When a court has precluded the government from making actual policy, talk is cheap, and extreme opinions abound. Placing the question of abortion beyond normal politics allowed voters and politicians to declare themselves to be for “life” or “choice” while rarely thinking hard about which choices should be made about which lives, and by whom. If conservatives got their wish and saw Roe struck down tomorrow, they would probably be surprised by how painful and unsatisfying they’d find the legislative process. The pro-choice side, meanwhile, might discover that blue states weren’t quite as blue as they’d fancied.

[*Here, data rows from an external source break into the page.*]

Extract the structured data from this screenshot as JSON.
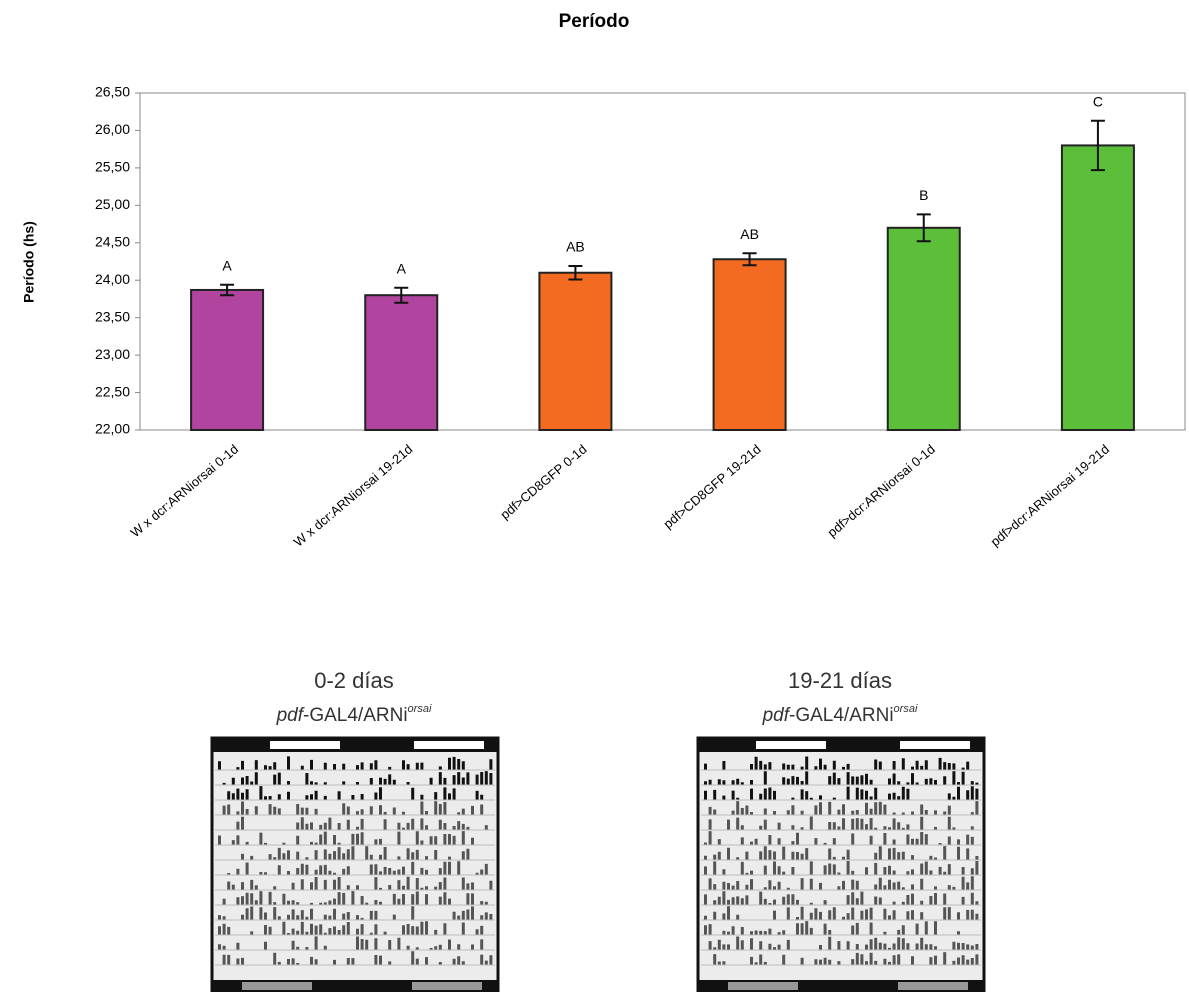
{
  "chart_data": {
    "type": "bar",
    "title": "Período",
    "y_label": "Período (hs)",
    "categories": [
      "W x dcr:ARNiorsai 0-1d",
      "W x dcr:ARNiorsai 19-21d",
      "pdf>CD8GFP 0-1d",
      "pdf>CD8GFP 19-21d",
      "pdf>dcr:ARNiorsai 0-1d",
      "pdf>dcr:ARNiorsai 19-21d"
    ],
    "values": [
      23.87,
      23.8,
      24.1,
      24.28,
      24.7,
      25.8
    ],
    "errors": [
      0.07,
      0.1,
      0.09,
      0.08,
      0.18,
      0.33
    ],
    "annotations": [
      "A",
      "A",
      "AB",
      "AB",
      "B",
      "C"
    ],
    "colors": [
      "#b0449e",
      "#b0449e",
      "#f26b21",
      "#f26b21",
      "#5cbf3a",
      "#5cbf3a"
    ],
    "ylim": [
      22,
      26.5
    ],
    "yticks": [
      {
        "value": 22,
        "label": "22,00"
      },
      {
        "value": 22.5,
        "label": "22,50"
      },
      {
        "value": 23,
        "label": "23,00"
      },
      {
        "value": 23.5,
        "label": "23,50"
      },
      {
        "value": 24,
        "label": "24,00"
      },
      {
        "value": 24.5,
        "label": "24,50"
      },
      {
        "value": 25,
        "label": "25,00"
      },
      {
        "value": 25.5,
        "label": "25,50"
      },
      {
        "value": 26,
        "label": "26,00"
      },
      {
        "value": 26.5,
        "label": "26,50"
      }
    ],
    "grid": false
  },
  "actograms": [
    {
      "title": "0-2 días",
      "genotype_italic": "pdf",
      "genotype": "-GAL4/ARNi",
      "superscript": "orsai"
    },
    {
      "title": "19-21 días",
      "genotype_italic": "pdf",
      "genotype": "-GAL4/ARNi",
      "superscript": "orsai"
    }
  ]
}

Repealing Obamacare was another cheap opinion, easy to hold because it wasn’t going to happen. As long as Democrats held the presidency (and Republicans did not have the two-thirds majority in the Senate to override a veto), conservatives could favor full repeal without meditating on the havoc that actual repeal would wreak in the insurance market. Nor did they need to do the long, hard work that the left had put in, thinking about what they wanted the insurance market to look like. Oh, there were wonks and a few legislators who had plans. But the Republican Party as a whole didn’t even really have a consensus on what role the government should play in ensuring that people had health insurance, much less what specific policies should support that role.
Had a more normal presidential nominee gotten the nod, they might have put in that work , in anticipation of a Republican administration. Instead they got Trump, and a “November Surprise” that found them completely unprepared to actually do what they’d been promising for the better part of eight years.
Now Democrats get to be the ones holding the cheap opinions about how fantastic Obamacare would be if Republicans hadn’t gone and wrecked it. That’s how American politics works now, because the old legislative system, designed to steadily grind out pork-stuffed bipartisan compromises that satisfied no one, has broken down. We now have a new system in which almost everyone is a passenger rather than a driver — and it’s much more fun for the passenger to offer backseat criticism of the driver than to read the map and try to work out how to get somewhere.